Pinnacles National Park: At Camp, Part Two

Tule Bluet Damselfly

After our long morning hike on Saturday (June 1), we were back at our campsite by early afternoon. We lunched on tortillas filled with peanut butter and potato chips. We were considering an evening walk, but for the afternoon, we decided it was time to relax in the campground, particularly since it was so hot.  (We’d learn later that it hit 104 degrees in the park that afternoon.)

A fair amount of wildlife visited us, dragonflies and damselflies, birds, jackrabbits, butterflies. I managed to capture images of some of them.

Wilson’s Warbler

We walked up to the visitor center and campground store. I hoped to charge my camera’s battery somewhere. A ranger said I was welcome to plug it into an outlet on the back of the building where there were some tables and chairs overlooking the pool. We bought some beers and went around back to sit and wait for the battery to charge.

The campground was quite kid friendly, particularly in that it had a pool.
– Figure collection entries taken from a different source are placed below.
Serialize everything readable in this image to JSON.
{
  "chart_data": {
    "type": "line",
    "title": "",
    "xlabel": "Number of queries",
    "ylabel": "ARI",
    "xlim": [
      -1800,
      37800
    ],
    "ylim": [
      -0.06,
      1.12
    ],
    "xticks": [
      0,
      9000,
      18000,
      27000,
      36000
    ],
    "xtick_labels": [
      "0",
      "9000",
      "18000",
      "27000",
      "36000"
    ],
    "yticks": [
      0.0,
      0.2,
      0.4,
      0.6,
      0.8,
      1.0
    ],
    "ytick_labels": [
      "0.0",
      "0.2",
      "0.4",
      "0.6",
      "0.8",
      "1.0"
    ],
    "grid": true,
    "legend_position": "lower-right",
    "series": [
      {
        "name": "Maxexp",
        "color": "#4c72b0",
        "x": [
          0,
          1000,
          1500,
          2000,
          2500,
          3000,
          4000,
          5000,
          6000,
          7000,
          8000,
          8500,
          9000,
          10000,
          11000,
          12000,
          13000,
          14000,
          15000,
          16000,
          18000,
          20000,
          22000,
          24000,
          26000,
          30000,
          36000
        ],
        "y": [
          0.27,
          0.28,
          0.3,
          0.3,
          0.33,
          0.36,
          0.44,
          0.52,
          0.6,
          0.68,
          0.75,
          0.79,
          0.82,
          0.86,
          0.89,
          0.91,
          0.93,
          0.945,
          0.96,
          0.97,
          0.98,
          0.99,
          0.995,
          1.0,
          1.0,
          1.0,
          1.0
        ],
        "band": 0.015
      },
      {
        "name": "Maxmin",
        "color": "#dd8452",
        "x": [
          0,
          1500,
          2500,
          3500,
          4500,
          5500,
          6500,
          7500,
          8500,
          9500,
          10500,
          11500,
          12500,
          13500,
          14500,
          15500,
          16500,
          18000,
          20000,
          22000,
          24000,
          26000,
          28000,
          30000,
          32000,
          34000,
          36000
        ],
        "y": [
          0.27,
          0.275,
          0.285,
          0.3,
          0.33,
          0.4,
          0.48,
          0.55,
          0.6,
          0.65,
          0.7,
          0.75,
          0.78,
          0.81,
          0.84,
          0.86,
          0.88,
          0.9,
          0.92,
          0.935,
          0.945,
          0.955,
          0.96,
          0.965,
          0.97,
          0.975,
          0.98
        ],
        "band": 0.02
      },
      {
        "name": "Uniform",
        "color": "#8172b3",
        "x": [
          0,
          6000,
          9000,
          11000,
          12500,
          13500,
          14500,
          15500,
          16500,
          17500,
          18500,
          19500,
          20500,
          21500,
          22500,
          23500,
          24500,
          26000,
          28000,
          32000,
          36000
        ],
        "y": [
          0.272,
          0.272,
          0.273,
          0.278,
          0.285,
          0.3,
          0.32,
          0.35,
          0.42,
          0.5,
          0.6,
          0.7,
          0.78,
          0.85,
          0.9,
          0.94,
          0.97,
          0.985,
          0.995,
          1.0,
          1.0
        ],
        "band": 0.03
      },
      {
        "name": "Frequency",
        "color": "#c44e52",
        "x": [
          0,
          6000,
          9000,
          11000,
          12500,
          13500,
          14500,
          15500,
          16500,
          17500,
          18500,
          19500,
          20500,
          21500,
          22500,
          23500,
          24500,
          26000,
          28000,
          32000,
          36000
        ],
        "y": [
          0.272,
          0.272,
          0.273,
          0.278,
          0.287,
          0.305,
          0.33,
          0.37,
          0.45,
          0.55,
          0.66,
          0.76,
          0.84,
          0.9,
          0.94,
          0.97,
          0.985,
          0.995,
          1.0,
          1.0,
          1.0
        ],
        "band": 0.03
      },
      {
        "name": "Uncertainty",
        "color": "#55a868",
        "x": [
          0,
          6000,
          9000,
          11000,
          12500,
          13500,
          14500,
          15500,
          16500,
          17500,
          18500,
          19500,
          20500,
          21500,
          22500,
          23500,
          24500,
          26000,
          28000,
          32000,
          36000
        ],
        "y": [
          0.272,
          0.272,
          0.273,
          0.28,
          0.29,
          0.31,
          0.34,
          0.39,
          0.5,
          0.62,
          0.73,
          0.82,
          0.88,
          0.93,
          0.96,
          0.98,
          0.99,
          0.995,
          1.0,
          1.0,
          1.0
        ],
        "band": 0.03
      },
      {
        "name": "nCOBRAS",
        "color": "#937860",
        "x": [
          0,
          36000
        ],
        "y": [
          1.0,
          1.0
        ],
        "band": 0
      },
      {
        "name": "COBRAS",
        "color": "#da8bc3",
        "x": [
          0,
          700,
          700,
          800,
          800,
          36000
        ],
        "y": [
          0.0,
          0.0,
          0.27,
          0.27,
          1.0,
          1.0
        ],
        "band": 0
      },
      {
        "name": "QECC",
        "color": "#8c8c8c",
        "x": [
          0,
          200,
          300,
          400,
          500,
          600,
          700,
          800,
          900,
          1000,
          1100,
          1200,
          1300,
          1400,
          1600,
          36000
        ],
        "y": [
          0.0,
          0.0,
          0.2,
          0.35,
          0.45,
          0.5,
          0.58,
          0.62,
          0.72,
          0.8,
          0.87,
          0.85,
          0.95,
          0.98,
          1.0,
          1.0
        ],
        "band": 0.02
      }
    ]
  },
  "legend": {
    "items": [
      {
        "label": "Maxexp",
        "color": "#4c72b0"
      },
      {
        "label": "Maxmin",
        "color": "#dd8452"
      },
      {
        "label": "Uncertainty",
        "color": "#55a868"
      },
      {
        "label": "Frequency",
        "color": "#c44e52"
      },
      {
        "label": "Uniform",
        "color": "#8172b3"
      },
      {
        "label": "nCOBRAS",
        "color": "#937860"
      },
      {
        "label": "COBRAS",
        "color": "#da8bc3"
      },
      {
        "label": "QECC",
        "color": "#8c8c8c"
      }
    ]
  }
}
Originally, the campground was not within the park boundaries, but as the monument expanded, it enveloped the campground, which is run by an NPS concessionaire.

Image: Sean M. Santos
Tiger Swallowtail

Back at our campsite, we relaxed in the shade, reading and listening to birdsong and the slow gurgle of Sandy Creek below.

Sandy Creek

Since we were tired and had been drinking, we decided to save a hike along South Wilderness Trail for the morning. We had an early dinner in camp with a bottle of wine we’d purchased at the campground store.


We attended that evening’s ranger talk, “Butterfly Dreams.” It was given by Ranger Paul Johnson, the lead biologist at Pinnacles National Park. It was a talk he’d been giving for about a decade, but usually only once or twice a year. The following day was the annual butterfly count, hence his giving this talk.

Ranger Paul, who is responsible for all the wildlife in the park except for the condors, was extremely knowledgeable. He also brought his own projector so that the images he presented would be as true-to-life as possible. All of the dozens of images of butterflies in his presentation, save two, were captured at Pinnacles National Park. Often he would share the exact location of the image.

He led us through the general life cycle of butterflies, the flowers and plants they feed on, the differences between butterflies and moths, habitat and distribution within the park and the general region, and regional threats to butterflies. It was a very fine interpretive talk, easily on par with the exceptional interpretive talks by geologist Justin Olsen and naturalist Candy Peterson at Isle Royale.

A really good naturalist talk is like great theater. It leaves you with a feeling of having witnessed something special with a small group of lucky others, tied to a particular time and place.


Back at our campsite, we took a few moments to look at the stars before it was time for bed. Just outside the men’s toilet, a camper noticed a bat clinging to the overhang near the door. He pointed it out to me and a few others, thinking that it might be a Townsend’s Big-Eared Bat. (Bear Gulch Cave at the park was currently closed because this particular species of threatened bat uses it for breeding.)

After researching later, I am certain that it was not a Townsend’s but a Pallid Bat. Either way, it was quite handsome. I ran and got my camera and was able to capture a few images of it using my headlamp for illumination.

Pallid Bat

Soon Sean and I were asleep, but we both awakened pre-dawn due to the howling of coyotes. It was so great to lie snug in my sleeping bag listening to them carrying on while the world slowly lightened around us.


I rose early to begin coffee and breakfast. We wanted to get in a hike on South Wilderness Trail before we had to pack up and start driving to San Jose International. In trying to be as quiet as possible, I managed to set the car alarm off momentarily. Blerg.

Soon we’d breakfasted and were ready for our final hike at Pinnacles.